None wanted to go down the professional sports player route, ‘although my son Charlie did dabble with the idea, with golf’.
‘It didn’t happen, but I would have supported him. These things have to come from the kids, though. I see parents trying to push children, who just aren’t interested, and it’s terrible.’
Instead, all her children went off to university, which she rather wishes she’d had the chance to do. And it’s only recently that they’ve started to travel on their own.
‘I think that generation is quite mollycoddled, compared to ours,’ she says. ‘I couldn’t imagine them travelling by themselves.’ Mind you, the children now seem to be queuing up to have their own trip in ‘Vannabel’.
‘My daughter wants to go off on a road-trip with her boyfriend,’ she says. She will have to contend with her mother’s yoga mats first. Annabel reckons she is as strong physically now in her 50s as she was in her tennis-playing heyday.

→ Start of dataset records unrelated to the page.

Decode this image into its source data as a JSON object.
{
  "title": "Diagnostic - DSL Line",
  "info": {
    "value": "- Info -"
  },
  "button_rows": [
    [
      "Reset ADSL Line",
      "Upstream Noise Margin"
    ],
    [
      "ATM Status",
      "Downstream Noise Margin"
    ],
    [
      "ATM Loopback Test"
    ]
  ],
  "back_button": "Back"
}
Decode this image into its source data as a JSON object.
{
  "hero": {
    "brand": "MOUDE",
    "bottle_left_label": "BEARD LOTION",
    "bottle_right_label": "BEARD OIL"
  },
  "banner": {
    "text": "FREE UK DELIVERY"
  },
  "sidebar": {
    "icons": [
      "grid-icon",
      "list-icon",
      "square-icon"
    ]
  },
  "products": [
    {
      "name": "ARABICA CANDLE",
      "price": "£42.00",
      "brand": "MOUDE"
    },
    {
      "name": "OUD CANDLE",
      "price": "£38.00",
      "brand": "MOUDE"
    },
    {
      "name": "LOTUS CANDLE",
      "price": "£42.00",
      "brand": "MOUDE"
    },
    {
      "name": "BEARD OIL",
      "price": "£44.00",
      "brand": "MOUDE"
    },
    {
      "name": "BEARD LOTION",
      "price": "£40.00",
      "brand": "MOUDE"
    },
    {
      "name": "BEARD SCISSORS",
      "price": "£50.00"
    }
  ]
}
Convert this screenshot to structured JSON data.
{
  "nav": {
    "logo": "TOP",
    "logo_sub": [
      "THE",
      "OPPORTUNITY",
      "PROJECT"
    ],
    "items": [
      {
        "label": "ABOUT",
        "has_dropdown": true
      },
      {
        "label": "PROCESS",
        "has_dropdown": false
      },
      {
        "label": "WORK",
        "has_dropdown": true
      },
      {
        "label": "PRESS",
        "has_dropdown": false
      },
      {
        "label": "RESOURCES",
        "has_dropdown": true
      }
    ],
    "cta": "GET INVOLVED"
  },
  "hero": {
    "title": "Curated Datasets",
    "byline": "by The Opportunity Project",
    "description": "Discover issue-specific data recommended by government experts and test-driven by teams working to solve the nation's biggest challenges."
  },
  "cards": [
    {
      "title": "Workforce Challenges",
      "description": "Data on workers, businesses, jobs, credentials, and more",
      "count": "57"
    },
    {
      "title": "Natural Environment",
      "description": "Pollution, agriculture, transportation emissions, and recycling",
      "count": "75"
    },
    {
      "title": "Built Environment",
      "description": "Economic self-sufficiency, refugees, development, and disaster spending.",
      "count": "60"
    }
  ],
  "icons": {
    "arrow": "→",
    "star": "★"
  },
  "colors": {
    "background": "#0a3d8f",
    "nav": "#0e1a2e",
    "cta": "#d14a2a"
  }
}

‘I mean, there would be issues with stamina. If I played a five-hour match, I might start to flag in the fourth hour, but in terms of overall fitness, I’m fitter than I was when a professional player, which is the most bizarre thing to be saying. It’s true though.’
She’s more svelte at 54 than she was at 20, a fact that will make many women green with envy.
‘I weigh about about two-and-a-half to three stones less than I did when I was playing professionally, which again is extraordinary. My muscles are a completely different shape — more elongated.’
Could she simply be happier today, and less prone to something that sounds like comfort eating?
‘I’ve never quite got to the bottom of what happened, but when I was on the tour, I was definitely putting on weight.
‘I don’t know whether it was puppy fat, or nibbling, or unhappiness, but the upshot was that I was putting on weight, and a lot of it, which is extraordinary given that I was an athlete.
‘The weight melted away after I stopped professionally and it’s never gone back on again. It was almost like all of that angst and emotion was locked in this body.’
She’s spent the years since rebuilding her physique. Her approach gives hope to the rest of us that it’s possible to remodel your body during and after menopause. She’s a yoga enthusiast, is careful about nutrition, has embraced Chinese medicine and sought help for joint and menopause issues.
Quite how topsy turvy Annabel Croft’s life has been — ‘I’ve done things the wrong way round,’ she quips about her realisation of the link between mental and physical health — is brought home when she points out that her youngest daughter Lilly is now older than she was when she retired.
‘She is just starting out. I was already ending that chapter of my life. I may only have been 21, but I felt like I was 35.’
A new chapter awaits and she has the chemical toilet to show for it.
‘If this last year has taught us anything, it’s that we must grab adventure when we can,’ she says. ‘Yes, it might be a mid-life crisis, but bring it on.’